Os estudos de geografia que tratam do rural já receberam várias denominações, como geografia agrária, geografia rural, e assim por diante. Sob a influência da geocrítica, o rótulo mais utilizado tem sido geografia agrária, a qual, de modo semelhante ao que ocorre com o conceito de sistema agrário, põe ênfase nos elementos econômicos envolvidos pela atividade agropecuária, tais como estrutura fundiária, renda da terra e relações de trabalho no campo.
Nos últimos anos, a expressão geografia rural tem ganhado força, acompanhando uma tendência manifesta também na sociologia rural, desde meados da década de 1990, que é a de contemplar a multidimensionalidade do espaço rural. Hoje, muito mais do que no passado, o espaço rural não se associa exclusivamente às atividades agropecuárias, mas também a diversas atividades econômicas e funções que passam pelas modalidades de turismo rural e ecológico, serviços de lazer, local de moradia e até atividades industriais. Daí que a expressão geografia rural, por sua conotação menos estritamente econômica, torna-se mais apropriada para classificar estudos que, nos últimos anos, vêm dando maior atenção aos elementos culturais e sociais da vida no campo, como a relação com a natureza, relações de gênero e outras.
Mas então por que eu venho utilizando indistintamente as expressões geografia agrária e geografia rural em meus posts? Por uma razão muito simples: mesmo quando o rótulo muda, a carga ideológica dos trabalhos de geografia que tratam do rural continua a mesma desde o final dos anos 1970 ou início dos anos 1980, e é isso que engessa a visão que os geógrafos têm da agropecuária.
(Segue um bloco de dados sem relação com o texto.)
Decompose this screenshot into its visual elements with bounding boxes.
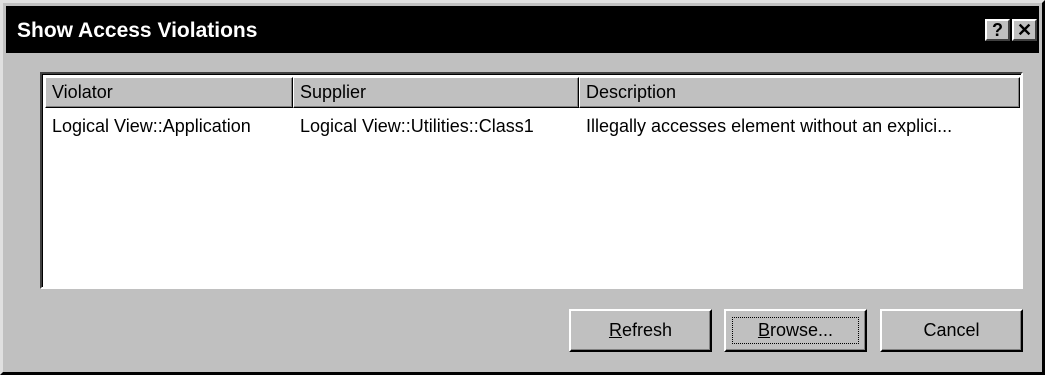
browse-button[interactable]: Browse... — [724, 309, 867, 352]
cell-supplier: Logical View::Utilities::Class1 — [300, 116, 534, 136]
violations-list[interactable]: Violator Supplier Description Logical Vi… — [40, 72, 1023, 289]
refresh-button[interactable]: Refresh — [569, 309, 712, 352]
cancel-button[interactable]: Cancel — [880, 309, 1023, 352]
browse-button-label: Browse... — [757, 320, 834, 340]
column-header-violator[interactable]: Violator — [45, 77, 293, 108]
refresh-button-label: Refresh — [608, 320, 673, 340]
help-icon[interactable]: ? — [985, 19, 1010, 41]
cell-description: Illegally accesses element without an ex… — [586, 116, 953, 136]
access-violations-dialog: Show Access Violations ? ✕ Violator Supp… — [0, 0, 1045, 375]
close-icon[interactable]: ✕ — [1012, 19, 1037, 41]
title-bar[interactable]: Show Access Violations ? ✕ — [6, 6, 1039, 53]
column-header-supplier[interactable]: Supplier — [293, 77, 579, 108]
cancel-button-label: Cancel — [923, 320, 980, 340]
table-row[interactable]: Logical View::Application Logical View::… — [45, 112, 1020, 142]
window-title: Show Access Violations — [17, 19, 258, 42]
column-header-description[interactable]: Description — [579, 77, 1020, 108]
cell-violator: Logical View::Application — [52, 116, 251, 136]
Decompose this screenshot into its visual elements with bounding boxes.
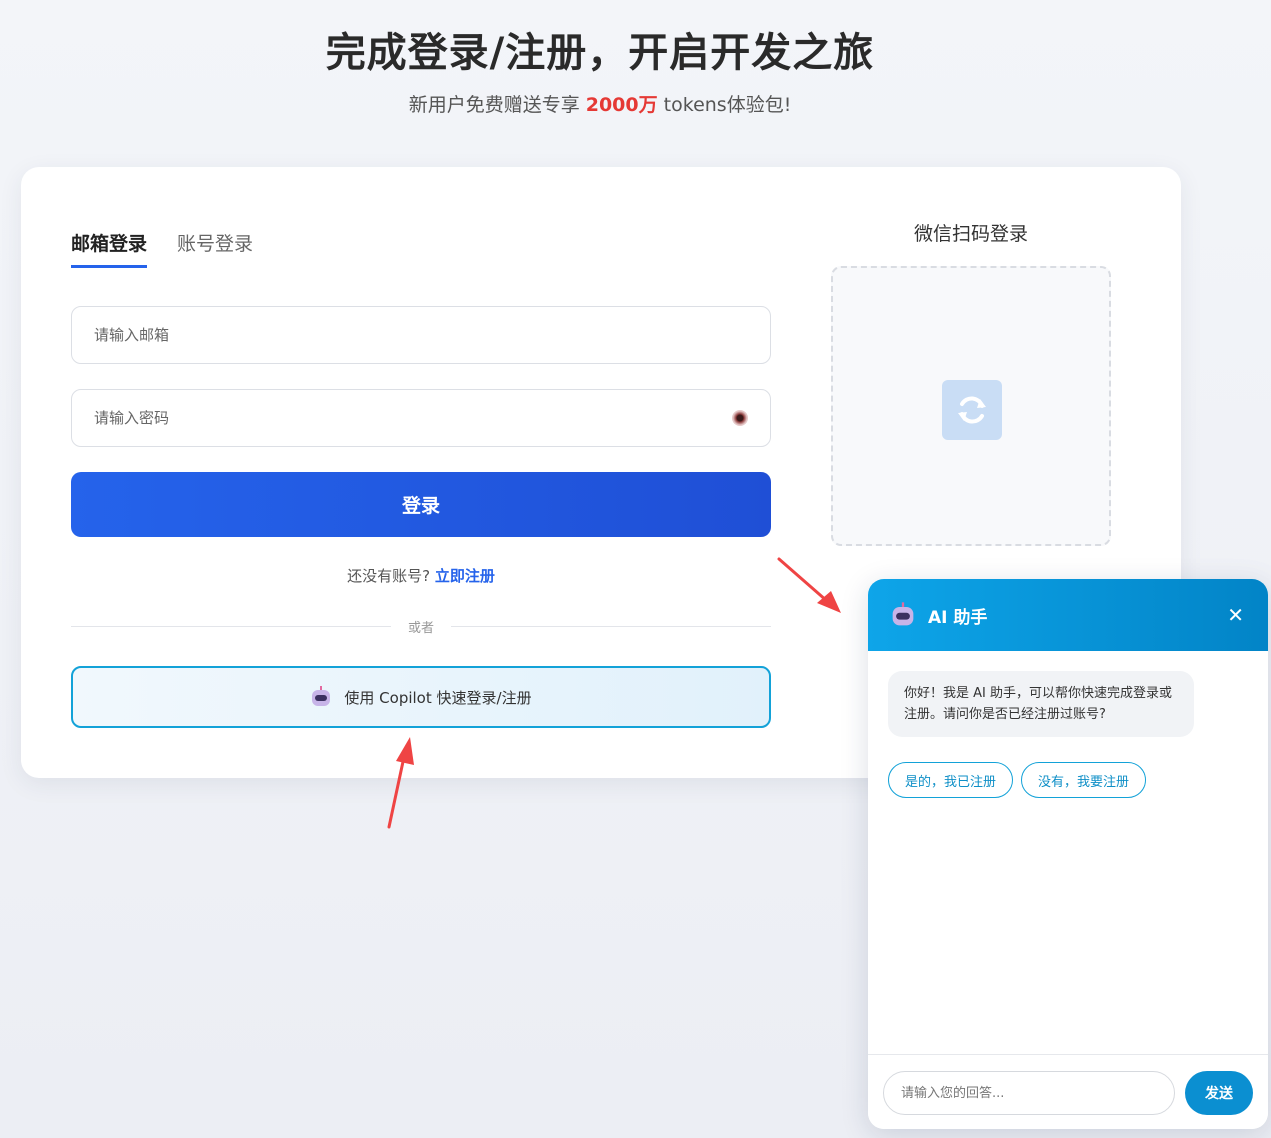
chat-input[interactable]	[883, 1071, 1175, 1115]
close-icon[interactable]: ✕	[1227, 603, 1244, 627]
chat-footer: 发送	[868, 1054, 1268, 1129]
subtitle-suffix: tokens体验包!	[657, 94, 792, 116]
refresh-icon[interactable]	[942, 380, 1002, 440]
copilot-button-label: 使用 Copilot 快速登录/注册	[344, 688, 532, 707]
subtitle-highlight: 2000万	[585, 94, 658, 116]
page-title: 完成登录/注册，开启开发之旅	[325, 30, 875, 76]
choice-register-button[interactable]: 没有，我要注册	[1021, 762, 1147, 798]
login-button[interactable]: 登录	[71, 472, 771, 537]
choice-registered-button[interactable]: 是的，我已注册	[888, 762, 1014, 798]
send-button[interactable]: 发送	[1185, 1071, 1253, 1115]
robot-icon	[310, 686, 332, 708]
wechat-qr-box	[831, 266, 1111, 546]
eye-icon[interactable]	[732, 410, 748, 426]
robot-icon	[890, 602, 915, 627]
divider-line-right	[451, 626, 771, 627]
chat-header: AI 助手 ✕	[868, 579, 1268, 651]
register-prompt: 还没有账号? 立即注册	[71, 565, 771, 586]
chat-title: AI 助手	[928, 607, 988, 628]
ai-assistant-panel: AI 助手 ✕ 你好！我是 AI 助手，可以帮你快速完成登录或注册。请问你是否已…	[868, 579, 1268, 1129]
copilot-login-button[interactable]: 使用 Copilot 快速登录/注册	[71, 666, 771, 728]
email-field[interactable]	[94, 326, 748, 344]
wechat-login-title: 微信扫码登录	[913, 223, 1028, 245]
tab-account-login[interactable]: 账号登录	[177, 229, 253, 268]
login-tabs: 邮箱登录 账号登录	[71, 229, 253, 268]
page: 完成登录/注册，开启开发之旅 新用户免费赠送专享 2000万 tokens体验包…	[0, 0, 1271, 1138]
password-field[interactable]	[94, 409, 732, 427]
no-account-text: 还没有账号?	[347, 567, 431, 585]
email-field-wrapper	[71, 306, 771, 364]
or-divider: 或者	[71, 617, 771, 637]
tab-email-login[interactable]: 邮箱登录	[71, 229, 148, 268]
register-link[interactable]: 立即注册	[435, 567, 495, 585]
assistant-message: 你好！我是 AI 助手，可以帮你快速完成登录或注册。请问你是否已经注册过账号?	[888, 671, 1194, 737]
page-subtitle: 新用户免费赠送专享 2000万 tokens体验包!	[0, 90, 1200, 117]
subtitle-prefix: 新用户免费赠送专享	[408, 94, 586, 116]
password-field-wrapper	[71, 389, 771, 447]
Trabalha-se o tempo todo com a dicotomia agronegócio versus campesinato, a qual é totalmente falseadora da realidade.
Vejamos uma pequena lista de ideias falsas sobre a agricultura brasileira que começaram a se disseminar entre os geógrafos com o advento da geocrítica e que continuam sendo reproduzidas em textos acadêmicos, livros didáticos e salas de aula:
- A grande propriedade só produz matérias-primas industriais e commodities para exportação
- Vivemos no Brasil o paradoxo da fome em meio à abundância de produtos agropecuários
- A modernização agrícola é excludente
- O êxodo rural produzido pela modernização piora a qualidade de vida no campo e na cidade, pois o camponês é obrigado a viver em favelas desassistidas e continua sem trabalho
- O agronegócio destrói a natureza, ao passo que os sistemas produtivos praticados pelos camponeses tendem a ser ecologicamente sustentáveis
- Para resolver todos esses problemas econômicos, sociais e ambientais, o Brasil precisa de uma reforma agrária ampla, rápida e maciça, nos moldes exigidos por organizações como o MST
Qualquer um que já tenha lido trabalhos recentes de geografia agrária ou rural e/ou participado de eventos dessa área sabe que são essas as ideias mais repetidas. Mas então, se é para continuar a repetir essas falsas verdades que vêm sendo ditas há cerca de trinta anos, qual a grande diferença entre escrever geografia agrária ou geografia rural? Nenhuma!
Os dados estatísticos que demonstram o que há de errado nas afirmações listadas acima podem ser encontrados no artigo (um tanto longo) intitulado Agricultura e mercado no Brasil: revendo as visões da geografia sobre os condicionantes da produção agrícola no capitalismo. Os problemas lógicos contidos naquelas afirmações também são tratados no artigo, mas falarei um pouco sobre isso em outro post.
Entre outros equívocos, os geógrafos em questão afirmam taxativamente que a pequena propriedade é menos impactante, mas (a) não avaliam o impacto somado de n-pequenas propriedades de igual área a um latifúndio para comparação e, (b) se toda e qualquer "técnica alternativa" é mesmo menos impactante ou que permite maior resiliência ambiental do que outras, com maior aporte de capital.